When someone is diagnosed with diabetes, especially Type 2, they are most likely grown and have been grown for years. I don't advocate babying them, but you do have to treat them as adults, even if they are making choices you don't agree with. Some people, before getting good diabetes education, think that they will be stuck on some sort of horrible celery and cottage cheese (or something similar) diet. A health care professional that is going to use a demanding tone in dealing with diabetes is probably not going to get far with most of their patients.
However there is a lot of responsibility that lies with the patient. As I have told many people, you can't be approaching your 40s, 50s, so on; eat like you did when you were a teenager, and expect to have the health you did in your 20s. It is just not reasonable. I think patients need to research information about their condition and be willing to make healthy choices and reasonable life changes. I have met some people who do not do this, and have the attitude that they are some how sticking it to their doctor/nurse. That is silly and immature. It is just like when I am in a class (I substitute teach as well as provide general care for an older relative (also a diabetic!)) and I have students who refuse to do their work for the day. They make a big announcement that they aren't doing their work as if it is going to affect me. I'd rather they make good grades, and I try to help them do that, but at the end of the day it is their choice and their grade. The school isn't going to take my diploma/degrees because a student that has been lazy all year continues to be lazy. At the end of the day the patient has to realize that this is their health and if they don't attend to it they are hurting themselves, often irreversable damage. I just don't think you have to brow beat the average person to get them to understand that.

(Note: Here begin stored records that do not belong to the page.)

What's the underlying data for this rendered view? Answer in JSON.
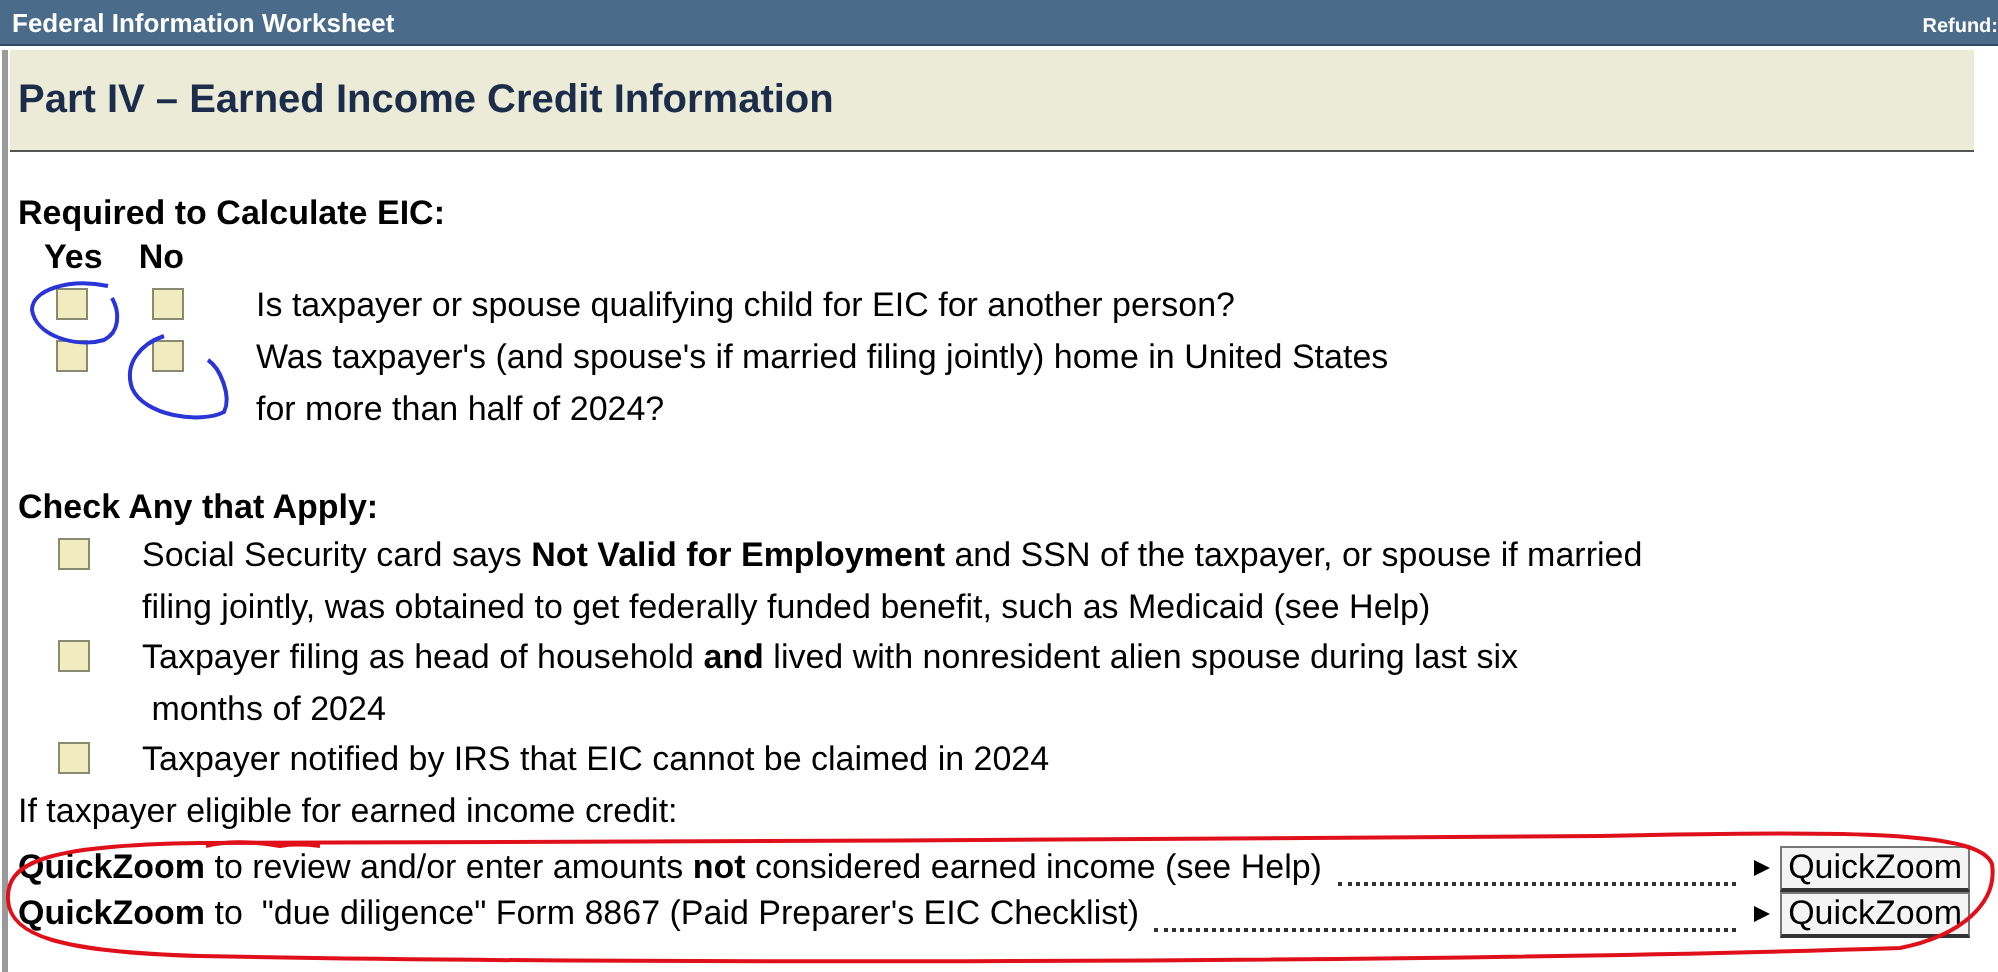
{
  "window": {
    "title": "Federal Information Worksheet",
    "refund_label": "Refund:"
  },
  "section": {
    "title": "Part IV – Earned Income Credit Information"
  },
  "required": {
    "heading": "Required to Calculate EIC:",
    "columns": [
      "Yes",
      "No"
    ],
    "questions": [
      {
        "lines": [
          "Is taxpayer or spouse qualifying child for EIC for another person?"
        ],
        "yes_checked": false,
        "no_checked": false
      },
      {
        "lines": [
          "Was taxpayer's (and spouse's if married filing jointly) home in United States",
          "for more than half of 2024?"
        ],
        "yes_checked": false,
        "no_checked": false
      }
    ]
  },
  "check_any": {
    "heading": "Check Any that Apply:",
    "items": [
      {
        "lines": [
          "Social Security card says **Not Valid for Employment** and SSN of the taxpayer, or spouse if married",
          "filing jointly, was obtained to get federally funded benefit, such as Medicaid (see Help)"
        ],
        "checked": false
      },
      {
        "lines": [
          "Taxpayer filing as head of household **and** lived with nonresident alien spouse during last six",
          " months of 2024"
        ],
        "checked": false
      },
      {
        "lines": [
          "Taxpayer notified by IRS that EIC cannot be claimed in 2024"
        ],
        "checked": false
      }
    ]
  },
  "eligible_note": "If taxpayer eligible for earned income credit:",
  "quickzoom_rows": [
    {
      "text": "**QuickZoom** to review and/or enter amounts **not** considered earned income (see Help)",
      "button": "QuickZoom"
    },
    {
      "text": "**QuickZoom** to  \"due diligence\" Form 8867 (Paid Preparer's EIC Checklist)",
      "button": "QuickZoom"
    }
  ]
}
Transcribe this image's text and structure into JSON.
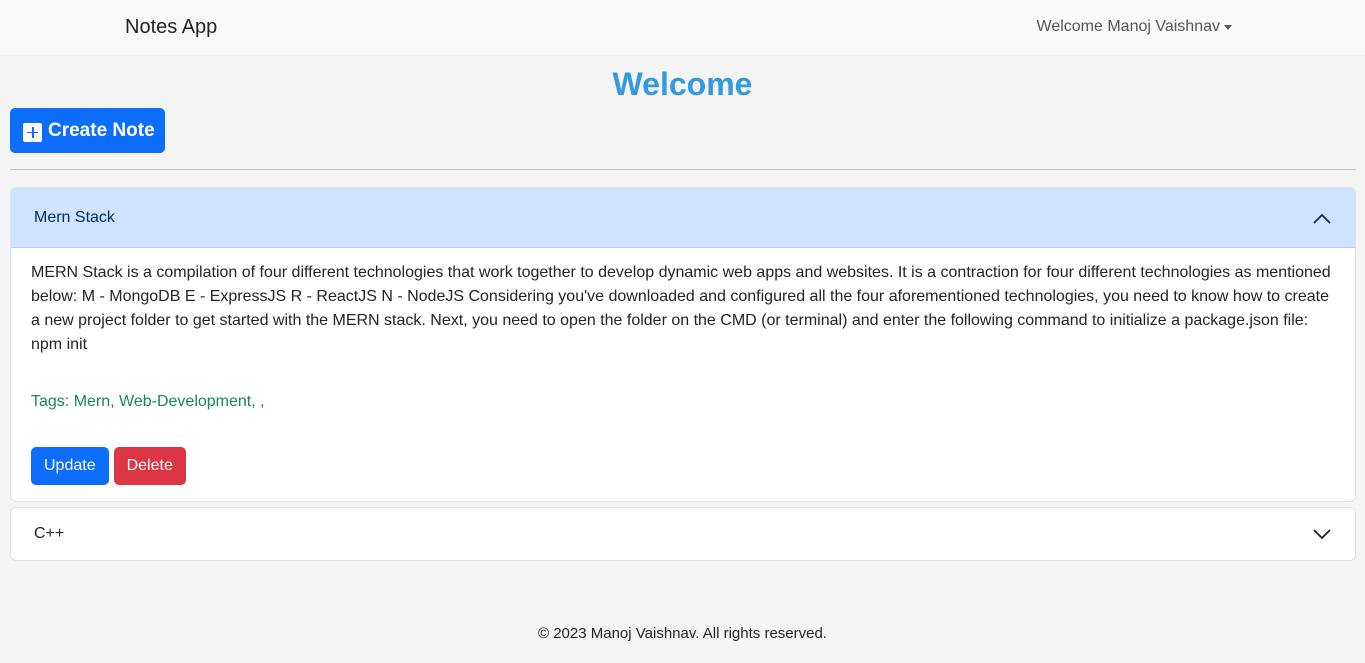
{
  "navbar": {
    "brand": "Notes App",
    "user_menu_label": "Welcome Manoj Vaishnav"
  },
  "page": {
    "title": "Welcome",
    "create_button_label": "Create Note"
  },
  "notes": [
    {
      "title": "Mern Stack",
      "expanded": true,
      "content": "MERN Stack is a compilation of four different technologies that work together to develop dynamic web apps and websites. It is a contraction for four different technologies as mentioned below: M - MongoDB E - ExpressJS R - ReactJS N - NodeJS Considering you've downloaded and configured all the four aforementioned technologies, you need to know how to create a new project folder to get started with the MERN stack. Next, you need to open the folder on the CMD (or terminal) and enter the following command to initialize a package.json file: npm init",
      "tags": "Tags: Mern, Web-Development, ,",
      "update_label": "Update",
      "delete_label": "Delete"
    },
    {
      "title": "C++",
      "expanded": false
    }
  ],
  "footer": {
    "text": "© 2023 Manoj Vaishnav. All rights reserved."
  },
  "icons": {
    "create": "plus-square-icon",
    "expanded": "chevron-up-icon",
    "collapsed": "chevron-down-icon",
    "user_menu": "caret-down-icon"
  },
  "colors": {
    "primary": "#0d6efd",
    "danger": "#dc3545",
    "title": "#339ae0",
    "tags": "#198754",
    "accordion_active_bg": "#cfe2ff"
  }
}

2Nov 28, '11 by TonyaW.Hi Caregiver 1977,
I agree. You don't have to browbeat most people to educate them. If you do have to browbeat them, you haven't educated them anyway. Some people just cannot or will not take instruction, even after watching a friend or family member have multiple strokes, swell up like a grape, lose a limb, go blind, be put on dialysis, etc.
As a former dialysis tech, Navy Corpsman, and now working in the VA, I have seen some non-compliance!! And as a former smoker, I've made some of the same horrible choices non-compliant patients have. I suppose at the end of the day, one just has to grow up and take responsibility for oneself. Some people will and some won't, but I know that I can only do what I am able to do and what the Lord allows. It is frustrating at times, which you know all about, being a caretaker! But, God didn't call me to change anyone--He just called me to help. It is a great relief to know that it is not my job to bring about the things only He can do!